Did you know that Goldman Sachs - one of the world's largest global investment banks - recently cited Jatropha curcas as one of the best candidates for future large-scale bio-diesel production. However, despite the plant's relative abundance, current use in Ayurvedic medicine, and reclaimation ability - not one of the Jatropha species has been properly "domesticated" yet. This results in the questionable yield security of existing pilot schemes of Jatropha cultivation. Also, the long-term impact of large-scale Jatropha cultivation on soil quality and the immediate environment is still unknown. However, because Jatropha is not currently being grown for human dietary consumption / as a food crop and given the plants ability to grow in harsh arid conditions (minimal water, fertilizer and pesticide needs), it does make a very environmentally friendly source of bio-diesel.
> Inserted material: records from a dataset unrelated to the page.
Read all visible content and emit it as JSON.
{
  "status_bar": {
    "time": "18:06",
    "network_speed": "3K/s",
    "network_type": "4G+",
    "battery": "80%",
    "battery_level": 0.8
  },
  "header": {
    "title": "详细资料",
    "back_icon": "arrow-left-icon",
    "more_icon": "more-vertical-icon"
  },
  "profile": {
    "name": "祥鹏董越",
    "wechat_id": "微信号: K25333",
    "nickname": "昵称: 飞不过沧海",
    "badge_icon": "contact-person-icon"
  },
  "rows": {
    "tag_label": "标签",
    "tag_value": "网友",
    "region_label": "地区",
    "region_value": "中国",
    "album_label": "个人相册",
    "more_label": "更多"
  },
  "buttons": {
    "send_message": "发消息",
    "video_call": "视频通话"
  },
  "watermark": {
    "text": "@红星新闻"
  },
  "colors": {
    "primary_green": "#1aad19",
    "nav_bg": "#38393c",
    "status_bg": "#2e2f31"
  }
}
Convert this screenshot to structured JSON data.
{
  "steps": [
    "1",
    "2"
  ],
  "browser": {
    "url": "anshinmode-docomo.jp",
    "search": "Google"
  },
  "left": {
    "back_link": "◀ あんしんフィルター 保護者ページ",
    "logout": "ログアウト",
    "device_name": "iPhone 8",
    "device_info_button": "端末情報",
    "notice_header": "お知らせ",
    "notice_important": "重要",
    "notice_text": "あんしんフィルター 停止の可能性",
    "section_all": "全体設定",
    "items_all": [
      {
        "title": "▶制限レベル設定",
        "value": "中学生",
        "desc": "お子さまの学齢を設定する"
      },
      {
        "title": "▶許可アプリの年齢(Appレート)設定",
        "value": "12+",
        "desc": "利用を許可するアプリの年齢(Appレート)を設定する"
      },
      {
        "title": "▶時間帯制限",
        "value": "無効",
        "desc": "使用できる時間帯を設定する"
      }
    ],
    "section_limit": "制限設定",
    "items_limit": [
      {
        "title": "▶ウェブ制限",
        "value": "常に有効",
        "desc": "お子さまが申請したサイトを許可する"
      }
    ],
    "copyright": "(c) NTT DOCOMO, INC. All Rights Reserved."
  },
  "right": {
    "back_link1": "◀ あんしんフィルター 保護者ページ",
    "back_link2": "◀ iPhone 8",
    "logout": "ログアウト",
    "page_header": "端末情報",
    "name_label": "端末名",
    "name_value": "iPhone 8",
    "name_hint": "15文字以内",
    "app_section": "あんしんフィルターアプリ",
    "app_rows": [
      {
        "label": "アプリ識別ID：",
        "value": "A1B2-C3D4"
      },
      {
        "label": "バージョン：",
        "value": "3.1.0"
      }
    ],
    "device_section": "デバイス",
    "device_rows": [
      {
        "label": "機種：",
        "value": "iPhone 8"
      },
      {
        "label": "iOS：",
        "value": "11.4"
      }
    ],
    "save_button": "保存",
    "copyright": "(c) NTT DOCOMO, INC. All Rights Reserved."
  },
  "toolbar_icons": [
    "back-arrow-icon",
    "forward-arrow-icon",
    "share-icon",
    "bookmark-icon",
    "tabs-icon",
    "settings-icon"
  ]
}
In short, Jatropha plantations won't be depriving the world's poor of their food unlike America's corn derived ethanol.

Kat said...

Using jatropha as a gigantic carbon dioxide sink in geo-engineering (since this is still on Earth, terraforming only applies farming on extraterrestrial places) applications is very promising. Citing your examples as the plants ability to survive in arid conditions. So no additional pressure on our ever-dwindling supplies of fresh water. But as a biofuel source, jatropha faces stiff competition from chlorella and spirulina algae farms, which are now used on a wide scale to produce biodiesel.

Unknown said...

No studies yet exists pertaining to the pest-resistance of a large-scale jatropha plantation. Given that our present agricultural practices are geared towards food production - not energy production. As a viable geo-engineering tool as a carbon sink - i.e. removing excess carbon dioxide from the atmosphere in order to mitigate the harmful effects of global warming - jatropha faces stiff competition with more photosynthethically-efficient "plants" like spirulina and chlorella algae. Which both happens to be a better source of biodiesel when compared to jatropha.